TORONTO – Nei prossimi mesi ci aspetta un compito collettivo: dover difendere i valori canadesi che hanno plasmato il nostro Paese. È questo il messaggio lanciato ieri da Mark Carney durante un discorso alla Nazione che di fatto ha aperto la due giorni a Quebec City dove il governo dovrà ricalibrare l’agenda dell’esecutivo in vista di mesi particolarmente impegnativi sul fronte politico e su quello commerciale. Un discorso, quello di Carney, che arriva a 48 ore esatte dall’intervento del primo ministro a Davos, dove il leader liberale ha da fatto lanciato un appello alle altre potenze a non piegarsi ai ricatti e ai capricci di Donald Trump, con la costruzione di una ipotetica terza via.
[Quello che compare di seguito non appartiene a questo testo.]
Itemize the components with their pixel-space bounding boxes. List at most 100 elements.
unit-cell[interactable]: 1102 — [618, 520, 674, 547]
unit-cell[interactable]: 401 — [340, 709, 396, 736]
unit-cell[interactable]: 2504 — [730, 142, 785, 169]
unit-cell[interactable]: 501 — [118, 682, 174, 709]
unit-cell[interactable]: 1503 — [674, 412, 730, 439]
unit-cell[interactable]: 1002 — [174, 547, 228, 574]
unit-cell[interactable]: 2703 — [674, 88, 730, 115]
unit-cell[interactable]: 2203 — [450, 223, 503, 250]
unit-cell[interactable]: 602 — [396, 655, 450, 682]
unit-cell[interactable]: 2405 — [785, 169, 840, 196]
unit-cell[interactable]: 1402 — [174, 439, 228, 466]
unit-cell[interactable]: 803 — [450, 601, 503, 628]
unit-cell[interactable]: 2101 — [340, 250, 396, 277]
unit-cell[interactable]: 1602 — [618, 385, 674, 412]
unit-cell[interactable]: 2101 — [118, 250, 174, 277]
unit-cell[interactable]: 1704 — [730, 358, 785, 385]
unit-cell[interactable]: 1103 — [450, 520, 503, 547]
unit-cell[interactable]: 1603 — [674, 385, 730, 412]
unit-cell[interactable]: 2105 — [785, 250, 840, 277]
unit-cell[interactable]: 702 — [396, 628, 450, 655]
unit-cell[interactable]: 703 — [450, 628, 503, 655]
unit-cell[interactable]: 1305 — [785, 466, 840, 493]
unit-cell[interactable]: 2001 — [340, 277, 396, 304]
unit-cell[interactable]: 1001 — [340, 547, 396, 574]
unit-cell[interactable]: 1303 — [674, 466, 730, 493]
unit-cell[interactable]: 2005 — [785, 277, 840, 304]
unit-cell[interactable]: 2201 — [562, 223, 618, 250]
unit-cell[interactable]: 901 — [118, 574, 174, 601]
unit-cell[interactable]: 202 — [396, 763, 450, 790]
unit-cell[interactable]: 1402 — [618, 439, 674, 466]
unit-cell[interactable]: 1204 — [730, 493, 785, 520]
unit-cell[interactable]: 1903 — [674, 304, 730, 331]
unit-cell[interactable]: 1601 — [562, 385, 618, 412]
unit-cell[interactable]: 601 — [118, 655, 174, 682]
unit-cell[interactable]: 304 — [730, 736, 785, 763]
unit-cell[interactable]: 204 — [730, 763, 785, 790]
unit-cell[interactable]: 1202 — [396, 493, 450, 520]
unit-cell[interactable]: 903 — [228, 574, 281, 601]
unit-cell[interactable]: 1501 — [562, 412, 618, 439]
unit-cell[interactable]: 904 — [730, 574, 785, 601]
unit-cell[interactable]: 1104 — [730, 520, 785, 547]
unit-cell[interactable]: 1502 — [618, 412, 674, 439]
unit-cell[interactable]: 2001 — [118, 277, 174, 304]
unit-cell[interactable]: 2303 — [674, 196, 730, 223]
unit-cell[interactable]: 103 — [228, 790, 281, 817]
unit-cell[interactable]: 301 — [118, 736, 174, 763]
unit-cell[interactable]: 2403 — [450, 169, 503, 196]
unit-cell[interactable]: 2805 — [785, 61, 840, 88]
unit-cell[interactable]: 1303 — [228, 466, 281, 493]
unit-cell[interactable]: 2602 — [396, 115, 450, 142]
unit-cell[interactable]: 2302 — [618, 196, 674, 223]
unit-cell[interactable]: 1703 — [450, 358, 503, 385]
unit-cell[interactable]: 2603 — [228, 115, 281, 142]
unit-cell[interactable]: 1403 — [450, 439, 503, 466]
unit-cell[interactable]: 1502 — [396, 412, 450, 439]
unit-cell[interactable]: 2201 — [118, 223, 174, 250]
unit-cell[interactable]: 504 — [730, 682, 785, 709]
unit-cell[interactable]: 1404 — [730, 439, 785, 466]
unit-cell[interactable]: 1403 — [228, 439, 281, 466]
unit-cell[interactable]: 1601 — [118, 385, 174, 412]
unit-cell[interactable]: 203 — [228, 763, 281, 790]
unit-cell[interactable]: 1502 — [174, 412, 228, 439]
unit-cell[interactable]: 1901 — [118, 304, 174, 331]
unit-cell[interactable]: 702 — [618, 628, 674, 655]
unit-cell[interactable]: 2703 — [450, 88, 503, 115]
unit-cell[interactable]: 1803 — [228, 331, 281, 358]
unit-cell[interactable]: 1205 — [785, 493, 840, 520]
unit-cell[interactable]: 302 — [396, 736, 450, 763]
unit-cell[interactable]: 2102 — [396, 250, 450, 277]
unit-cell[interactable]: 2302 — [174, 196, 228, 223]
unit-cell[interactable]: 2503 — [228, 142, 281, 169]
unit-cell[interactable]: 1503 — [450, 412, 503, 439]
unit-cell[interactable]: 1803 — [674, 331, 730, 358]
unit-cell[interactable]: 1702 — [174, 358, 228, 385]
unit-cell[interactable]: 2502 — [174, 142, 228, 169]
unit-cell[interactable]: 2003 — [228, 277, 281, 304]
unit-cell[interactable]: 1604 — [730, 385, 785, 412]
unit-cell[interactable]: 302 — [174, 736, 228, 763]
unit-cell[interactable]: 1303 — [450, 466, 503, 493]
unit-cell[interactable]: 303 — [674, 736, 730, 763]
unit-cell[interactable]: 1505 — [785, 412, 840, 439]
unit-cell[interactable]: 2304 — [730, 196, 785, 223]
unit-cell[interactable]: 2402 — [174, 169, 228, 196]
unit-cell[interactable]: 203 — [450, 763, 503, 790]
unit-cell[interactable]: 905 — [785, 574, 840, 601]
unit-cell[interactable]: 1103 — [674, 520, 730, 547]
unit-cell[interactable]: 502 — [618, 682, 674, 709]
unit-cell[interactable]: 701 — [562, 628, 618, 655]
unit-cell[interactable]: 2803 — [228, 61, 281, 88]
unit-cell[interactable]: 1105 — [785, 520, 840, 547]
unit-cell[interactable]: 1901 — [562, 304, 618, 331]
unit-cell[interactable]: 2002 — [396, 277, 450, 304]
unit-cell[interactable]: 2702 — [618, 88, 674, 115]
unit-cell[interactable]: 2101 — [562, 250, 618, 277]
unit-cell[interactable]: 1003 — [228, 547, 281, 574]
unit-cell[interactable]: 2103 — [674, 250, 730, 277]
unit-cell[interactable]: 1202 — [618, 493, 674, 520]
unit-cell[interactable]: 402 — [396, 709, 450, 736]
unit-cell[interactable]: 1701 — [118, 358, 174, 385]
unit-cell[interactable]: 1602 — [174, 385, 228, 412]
“Ci sono lunghi periodi di storia in cui questi valori possono prosperare senza essere messi in discussione. Il nostro non è uno di questi,” ha sottolineato Carney. “Il Canada deve essere un faro, un esempio per il mondo”.
“In un periodo di declino democratico, possiamo mostrare come i diritti possano essere tutelati e come le libertà uguali possano durare per sempre.
“In un’epoca di muri in crescita e confini che si chiudono, possiamo dimostrare come un paese possa essere sia aperto e sicuro, accogliente e forte, di principio e potente.”
Riecheggiando le promesse della piattaforma liberale, Carney ha illustrato le sue priorità per la prossima sessione parlamentare, tra cui una migliore cooperazione economica con province e territori, l’ampliamento della rete per gli accordi commerciali internazionali, la riforma del sistema di giustizia penale, la promozione dell’intelligenza artificiale e investimenti massicci nella difesa.
“Ora dobbiamo eseguire. I nostri valori devono essere difesi. È quello che stiamo facendo, e i canadesi sono pronti”.
Carney ha dichiarato che il Canada si trova in un momento della storia in cui “i nostri valori devono essere difesi”, come paese basato sull’inclusione, dando al contempo un esempio al resto del mondo in un momento di “declino democratico.”
“I canadesi credono nel valore di ogni altro canadese, nel loro potenziale illimitato per rendere questo grande paese ancora migliore”, ha detto Carney. “I nostri antenati, nonostante le loro differenze, credevano l’uno nell’altro, e in noi. Ci sono lunghi periodi di storia in cui questi valori possono prosperare senza essere messi in discussione. Il nostro non è uno di questi. I nostri valori devono essere difesi. È quello che stiamo facendo, e i canadesi sono pronti.”
Carney anche ieri ha toccato i temi del suo discorso a Davos, dicendo ai canadesi che il paese “deve dare l’esempio, in un’epoca di crescente populismo e nazionalismo etnico, il Canada può dimostrare come la diversità possa essere un punto di forza, non una debolezza”, ha detto.
Il primo ministro ha poi proseguito: “Il Canada non può risolvere tutti i problemi del mondo, ma possiamo mostrare che un’altra via è possibile, che l’arco della storia non è destinato a essere distorto verso l’autoritarismo e l’esclusione. Può ancora piegarsi verso il progresso e la giustizia.”
Carney ha aggiunto che i canadesi di tutte le culture e origini devono continuare a scegliere di lavorare insieme, pur perseguendo una riconciliazione e collaborazione continue con i popoli indigeni. Questo approccio inclusivo deve estendersi a tutto, dalle infrastrutture all’intelligenza artificiale, ha aggiunto. “Quando viviamo i nostri valori, cresciamo come individui e costruiamo come popolo”, ha concluso.